Finding Text
Gramm-Leach-Bliley Act (GLBA) Compliance Significant Deficiency
DEPARTMENT OF EDUCATION
ALN #: 84.268, 84.063, 84.007, 84.033, and 84.038-Student Financial Assistance Cluster
Federal Award Identification #: 2022-2023 Financial Aid Year
Condition: The University did not sufficiently comply with all the requirements of GLBA.
Criteria: 16 CFR 314.3, 16 CFR 314.4
Questioned Costs: $0
Context: The University has not sufficiently updated its documentation of its information security program, its security risk assessment and safeguards, implemented adequate process for continuous monitoring, implemented sufficient vendor management policies and reviews, updated its incident response plan to cover all components of the revised regulations, nor updated its written annual report to the board to fully align with the regulations.

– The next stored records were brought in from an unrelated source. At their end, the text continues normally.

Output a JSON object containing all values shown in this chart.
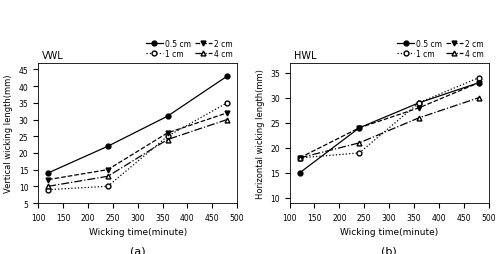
{
  "x": [
    120,
    240,
    360,
    480
  ],
  "vwl": {
    "title": "VWL",
    "ylabel": "Vertical wicking length(mm)",
    "xlabel": "Wicking time(minute)",
    "ylim": [
      5,
      47
    ],
    "yticks": [
      5,
      10,
      15,
      20,
      25,
      30,
      35,
      40,
      45
    ],
    "series": {
      "0.5cm": {
        "y": [
          14,
          22,
          31,
          43
        ],
        "linestyle": "-",
        "marker": "o",
        "fillstyle": "full",
        "color": "black"
      },
      "1cm": {
        "y": [
          9,
          10,
          25,
          35
        ],
        "linestyle": ":",
        "marker": "o",
        "fillstyle": "none",
        "color": "black"
      },
      "2cm": {
        "y": [
          12,
          15,
          26,
          32
        ],
        "linestyle": "--",
        "marker": "v",
        "fillstyle": "full",
        "color": "black"
      },
      "4cm": {
        "y": [
          10,
          13,
          24,
          30
        ],
        "linestyle": "-.",
        "marker": "^",
        "fillstyle": "none",
        "color": "black"
      }
    }
  },
  "hwl": {
    "title": "HWL",
    "ylabel": "Horizontal wicking length(mm)",
    "xlabel": "Wicking time(minute)",
    "ylim": [
      9,
      37
    ],
    "yticks": [
      10,
      15,
      20,
      25,
      30,
      35
    ],
    "series": {
      "0.5cm": {
        "y": [
          15,
          24,
          29,
          33
        ],
        "linestyle": "-",
        "marker": "o",
        "fillstyle": "full",
        "color": "black"
      },
      "1cm": {
        "y": [
          18,
          19,
          29,
          34
        ],
        "linestyle": ":",
        "marker": "o",
        "fillstyle": "none",
        "color": "black"
      },
      "2cm": {
        "y": [
          18,
          24,
          28,
          33
        ],
        "linestyle": "--",
        "marker": "v",
        "fillstyle": "full",
        "color": "black"
      },
      "4cm": {
        "y": [
          18,
          21,
          26,
          30
        ],
        "linestyle": "-.",
        "marker": "^",
        "fillstyle": "none",
        "color": "black"
      }
    }
  },
  "legend_labels": [
    "0.5 cm",
    "1 cm",
    "2 cm",
    "4 cm"
  ],
  "xlim": [
    100,
    500
  ],
  "xticks": [
    100,
    150,
    200,
    250,
    300,
    350,
    400,
    450,
    500
  ],
  "subfig_labels": [
    "(a)",
    "(b)"
  ],
  "background_color": "#ffffff"
}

Cause: The University has not allocated sufficient resources to address and document compliance with the requirements of GLBA.
Effect: The University has not adequately addressed the requirements of GLBA, which may lead to unintended exposure of student information to security risks.
Identification as repeat finding, if applicable: Not applicable
Recommendation: We recommend the University allocate sufficient resources to address all requirements of GLBA.
Views of Responsible Officials and Planned Corrective Action: Management agrees with the finding. See corrective action plan.